Details of the two brothers from near the Chechnya region of Russia trickled out. Tamerlan, 26, was married and newer to the United States than his younger brother, a graduate of Cambridge Rindge and Latin and a student at UMass Dartmouth. Tamerlan died during the confrontation with police, while Dzhokar vanished, with police later saying they didn’t have enough people to establish a perimeter and address first aid needs on scene.

The city and surrounding communities from Watertown and Waltham to Boston and Newton spent Friday on high alert and praying for a conclusion to a surreal week of tragedy.

Needless to say, politics and legislating took a backseat this week. The five candidates for U.S. Senate suspended their campaigns Monday, after the bombings. Rep. Daniel Winslow announced he would try to ease back onto the trail Thursday afternoon after the healing service, but that plan was washed by the developments Friday.

For Democrat Stephen Lynch, there had to be a sense of déjà vu. The last time he ran in a special election he was elected to Congress on Sept. 11, 2001.

U.S. Rep. Lynch, one of two Democrats seeking to replace John Kerry in the Senate, appeared frequently on television standing in the background of the FBI briefings at the Westin Copley throughout the week. His remarks, however, were confined to ones of sympathy for the victims, particularly the family of 8-year-old Martin Richard.

Lynch knew the Richard family from Dorchester and met extensively with them at the hospital as they grieved the loss of their middle son and prayed for the recovery of their youngest daughter. The father, Bill, and mother in the family were also injured in the second blast on Boylston Street.

With the city and the media focus elsewhere, House budget writers quietly tried to prepare for next week’s debate on the Ways and Means Committee’s $33.8 billion spending plan for fiscal 2014, still on track to begin Monday. There were 888 amendments filed.
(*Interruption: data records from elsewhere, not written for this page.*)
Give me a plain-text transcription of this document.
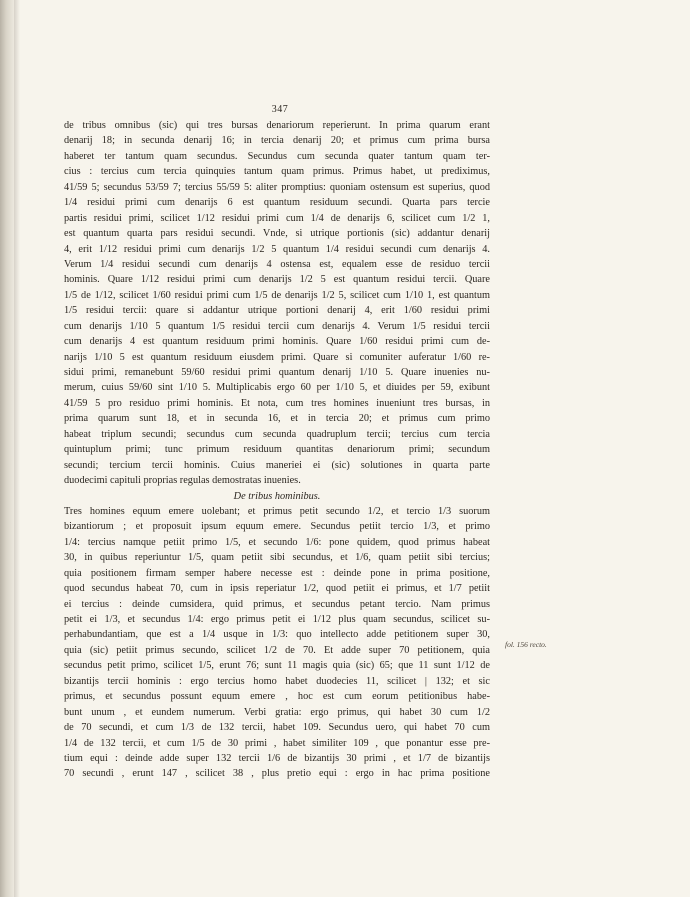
347
de tribus omnibus (sic) qui tres bursas denariorum reperierunt. In prima quarum erant
denarij 18; in secunda denarij 16; in tercia denarij 20; et primus cum prima bursa
haberet ter tantum quam secundus. Secundus cum secunda quater tantum quam ter-
cius : tercius cum tercia quinquies tantum quam primus. Primus habet, ut prediximus,
41/59 5; secundus 53/59 7; tercius 55/59 5: aliter promptius: quoniam ostensum est superius, quod
1/4 residui primi cum denarijs 6 est quantum residuum secundi. Quarta pars tercie
partis residui primi, scilicet 1/12 residui primi cum 1/4 de denarijs 6, scilicet cum 1/2 1,
est quantum quarta pars residui secundi. Vnde, si utrique portionis (sic) addantur denarij
4, erit 1/12 residui primi cum denarijs 1/2 5 quantum 1/4 residui secundi cum denarijs 4.
Verum 1/4 residui secundi cum denarijs 4 ostensa est, equalem esse de residuo tercii
hominis. Quare 1/12 residui primi cum denarijs 1/2 5 est quantum residui tercii. Quare
1/5 de 1/12, scilicet 1/60 residui primi cum 1/5 de denarijs 1/2 5, scilicet cum 1/10 1, est quantum
1/5 residui tercii: quare si addantur utrique portioni denarij 4, erit 1/60 residui primi
cum denarijs 1/10 5 quantum 1/5 residui tercii cum denarijs 4. Verum 1/5 residui tercii
cum denarijs 4 est quantum residuum primi hominis. Quare 1/60 residui primi cum de-
narijs 1/10 5 est quantum residuum eiusdem primi. Quare si comuniter auferatur 1/60 re-
sidui primi, remanebunt 59/60 residui primi quantum denarij 1/10 5. Quare inuenies nu-
merum, cuius 59/60 sint 1/10 5. Multiplicabis ergo 60 per 1/10 5, et diuides per 59, exibunt
41/59 5 pro residuo primi hominis. Et nota, cum tres homines inueniunt tres bursas, in
prima quarum sunt 18, et in secunda 16, et in tercia 20; et primus cum primo
habeat triplum secundi; secundus cum secunda quadruplum tercii; tercius cum tercia
quintuplum primi; tunc primum residuum quantitas denariorum primi; secundum
secundi; tercium tercii hominis. Cuius maneriei ei (sic) solutiones in quarta parte
duodecimi capituli proprias regulas demostratas inuenies.
De tribus hominibus.
Tres homines equum emere uolebant; et primus petit secundo 1/2, et tercio 1/3 suorum
bizantiorum ; et proposuit ipsum equum emere. Secundus petiit tercio 1/3, et primo
1/4: tercius namque petiit primo 1/5, et secundo 1/6: pone quidem, quod primus habeat
30, in quibus reperiuntur 1/5, quam petiit sibi secundus, et 1/6, quam petiit sibi tercius;
quia positionem firmam semper habere necesse est : deinde pone in prima positione,
quod secundus habeat 70, cum in ipsis reperiatur 1/2, quod petiit ei primus, et 1/7 petiit
ei tercius : deinde cumsidera, quid primus, et secundus petant tercio. Nam primus
petit ei 1/3, et secundus 1/4: ergo primus petit ei 1/12 plus quam secundus, scilicet su-
perhabundantiam, que est a 1/4 usque in 1/3: quo intellecto adde petitionem super 30,
quia (sic) petiit primus secundo, scilicet 1/2 de 70. Et adde super 70 petitionem, quia
secundus petit primo, scilicet 1/5, erunt 76; sunt 11 magis quia (sic) 65; que 11 sunt 1/12 de
bizantijs tercii hominis : ergo tercius homo habet duodecies 11, scilicet | 132; et sic
primus, et secundus possunt equum emere , hoc est cum eorum petitionibus habe-
bunt unum , et eundem numerum. Verbi gratia: ergo primus, qui habet 30 cum 1/2
de 70 secundi, et cum 1/3 de 132 tercii, habet 109. Secundus uero, qui habet 70 cum
1/4 de 132 tercii, et cum 1/5 de 30 primi , habet similiter 109 , que ponantur esse pre-
tium equi : deinde adde super 132 tercii 1/6 de bizantijs 30 primi , et 1/7 de bizantijs
70 secundi , erunt 147 , scilicet 38 , plus pretio equi : ergo in hac prima positione
fol. 156 recto.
The Gaming Commission also made a critical decision to open the southeast region to commercial casino license applicants, a much scrutinized issue with implications for the Mashpee Wampanoag’s pursuit of a Taunton casino that could have ramifications for the broader development of gaming in Massachusetts.

The acquittal of former Probation Department head John O’Brien also slipped by relatively unnoticed, another blow to Attorney General Martha Coakley and her stepped up efforts to prosecute public corruption armed with new laws.

Coakley tried O’Brien for allegedly organizing a fundraiser for former Treasurer Tim Cahill in order to win his wife a job in the Treasury. But as in the case of Cahill, who was found not guilty of illegally using public Lottery resources to bolster his 2010 gubernatorial campaign, a jury found O’Brien not guilty.